Percy raised his head and cocked his eyebrow in a question.

 

“It won’t come off,” she explained.

 

He pulled her left hand to him, and the expression on his face as he gazed at the ring made her want to cry. He slipped her finger into then out of his mouth, slid the ring off, and handed it to her.

 

“Here.”

 

She examined it in the soft morning light. “It’s beautiful, you know. You chose well.”

 

She could feel him watching her.

 

“Would you like to marry me?” Percy asked.

 

She didn’t miss the inflection. His eyes were bright with anticipation. “Yeah,” she said quietly. “Yeah, I would like to.”

 

He rolled onto his back and she was glad, because one more second of him looking at her like that and she’d have put the ring back on her finger and been calling herself his fiancé.

 

“Rachel says you’re scared,” he said. “Of what would happen if we got married or had a family, like in case Hera wouldn’t like it.”

 

“Rachel is smart," she said wearily.

 

He didn't answer, and she got the impression it was because he didn't want to snap at her.

 

“You don’t get it," she said. You’ve always done stuff your own way and got away with it. Let’s be honest, no-one has any idea how you’re even still alive.”

 

He laughed. “Thanks for the confidence in my combat skills, that means a lot.”

 

“Oh shut up,” she said, but she was smiling. “You turned down immortality when you were sixteen. You’ve offended just about every god on Olympus. And you've always come out of it okay.”

 

She hadn't forgotten the months after Tartarus, when he could barely sleep through the night, his temper always simmering just beneath the surface. The sex had gotten more violent than sexy, both of them searching for some kind of control over their traumatized bodies and finding it in hurting each other. They had had to break up for six months, the most miserable six months of both of their lives, because being together was tearing them both apart.

 

But all that had been years ago, now. There were still days when their PTSD reared its head, and he or she would wake up screaming, sure they were still wandering through hell in an endless odyssey. It would be a long time before the reaching for Percy, blind and abandoned, would retreat from her nightmares. But on the whole, they had healed.

 

“Are you saying it’s time for my luck to run out?” Percy said.

 

She didn't respond for a long time.
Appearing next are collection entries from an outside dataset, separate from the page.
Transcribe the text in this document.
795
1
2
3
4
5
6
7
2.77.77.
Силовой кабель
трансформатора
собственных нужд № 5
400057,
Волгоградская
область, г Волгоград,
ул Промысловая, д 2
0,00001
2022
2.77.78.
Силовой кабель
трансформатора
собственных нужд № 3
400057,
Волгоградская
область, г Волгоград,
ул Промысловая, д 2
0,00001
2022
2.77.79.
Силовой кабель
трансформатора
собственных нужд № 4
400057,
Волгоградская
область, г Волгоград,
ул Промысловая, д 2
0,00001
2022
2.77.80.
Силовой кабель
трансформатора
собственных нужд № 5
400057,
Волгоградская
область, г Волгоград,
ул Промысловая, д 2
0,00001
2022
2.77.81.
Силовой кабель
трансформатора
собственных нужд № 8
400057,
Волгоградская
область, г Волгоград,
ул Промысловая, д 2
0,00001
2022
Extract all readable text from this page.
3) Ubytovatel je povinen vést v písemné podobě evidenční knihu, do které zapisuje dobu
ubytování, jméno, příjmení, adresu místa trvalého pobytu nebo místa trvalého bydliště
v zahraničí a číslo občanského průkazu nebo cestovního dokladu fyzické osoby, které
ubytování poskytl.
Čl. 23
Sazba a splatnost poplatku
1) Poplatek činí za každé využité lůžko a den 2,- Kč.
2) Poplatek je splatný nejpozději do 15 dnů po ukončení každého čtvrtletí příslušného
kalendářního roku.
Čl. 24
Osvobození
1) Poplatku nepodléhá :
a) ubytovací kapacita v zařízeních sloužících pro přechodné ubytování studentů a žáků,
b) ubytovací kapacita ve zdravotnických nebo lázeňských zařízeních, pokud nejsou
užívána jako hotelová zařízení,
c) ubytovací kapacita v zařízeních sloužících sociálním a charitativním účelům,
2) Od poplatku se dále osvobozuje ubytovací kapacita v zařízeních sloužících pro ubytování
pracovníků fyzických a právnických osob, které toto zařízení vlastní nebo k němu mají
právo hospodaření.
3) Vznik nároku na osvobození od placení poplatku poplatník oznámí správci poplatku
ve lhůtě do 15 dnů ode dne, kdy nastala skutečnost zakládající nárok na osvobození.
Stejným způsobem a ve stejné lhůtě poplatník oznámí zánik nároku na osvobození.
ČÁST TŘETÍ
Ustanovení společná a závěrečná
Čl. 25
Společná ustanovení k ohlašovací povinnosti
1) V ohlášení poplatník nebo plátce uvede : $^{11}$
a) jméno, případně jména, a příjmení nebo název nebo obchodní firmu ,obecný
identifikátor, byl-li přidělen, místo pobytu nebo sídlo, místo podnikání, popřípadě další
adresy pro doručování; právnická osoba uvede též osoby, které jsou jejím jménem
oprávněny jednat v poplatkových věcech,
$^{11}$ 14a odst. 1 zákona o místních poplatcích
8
She was watching the ceiling, her hands resting on her stomach fiddling with the ring. Finally, she said, “Do you remember what I told you during the Battle of Manhattan, Percy?”

 

“Which part?”

 

“My whole life, all I’ve wanted is for something to be permanent. Everybody was always leaving. And we’ve finally done it, Percy. I finally feel safe. I don’t want to do anything to jeopardize that. Do you understand?”

 

She could tell he wanted to argue. She knew exactly what he'd say – it was so long ago, don't you think we deserve it? She knew he was probably right. Hera had lain off her since they'd bought the camps together, but Annabeth didn't trust her luck, especially not where the queen of heaven was concerned.

 

“You know what?” he said, taking the ring from her and leant over her to place it on the nightstand. Her fingers twitched involuntarily when he took it off her. “We really don't have to get married. Forget I even bought it. I didn't even think about how getting it would upset you, I'm sorry. I'll take it to a pawn shop and take you to check out some amazing building somewhere with the money I get, deal?”

 

She looked at him and she could tell that he meant it.

 

He grinned and kissed her. “I mean it, forget it.”

 

“I don't know if I want you to pawn it,” she said slowly.

 

He cocked his head. “Really?” he said, like he thought she was humoring him.

 

“Really.” She slid the ring onto her left ring finger. “Maybe we could do like a... trial engagement? Let's not call it an engagement ring, but wearing it might be... Nice. It might make me warm up to the idea, you know? But we're not engaged.”

 

Percy's face split into a grin, the kind that she couldn't see without mirroring it.

 

“You know, I never even asked you yet,” he teased.

 

“Lucky I haven't said yes, then,” she shot back, the diamond glinting on her finger.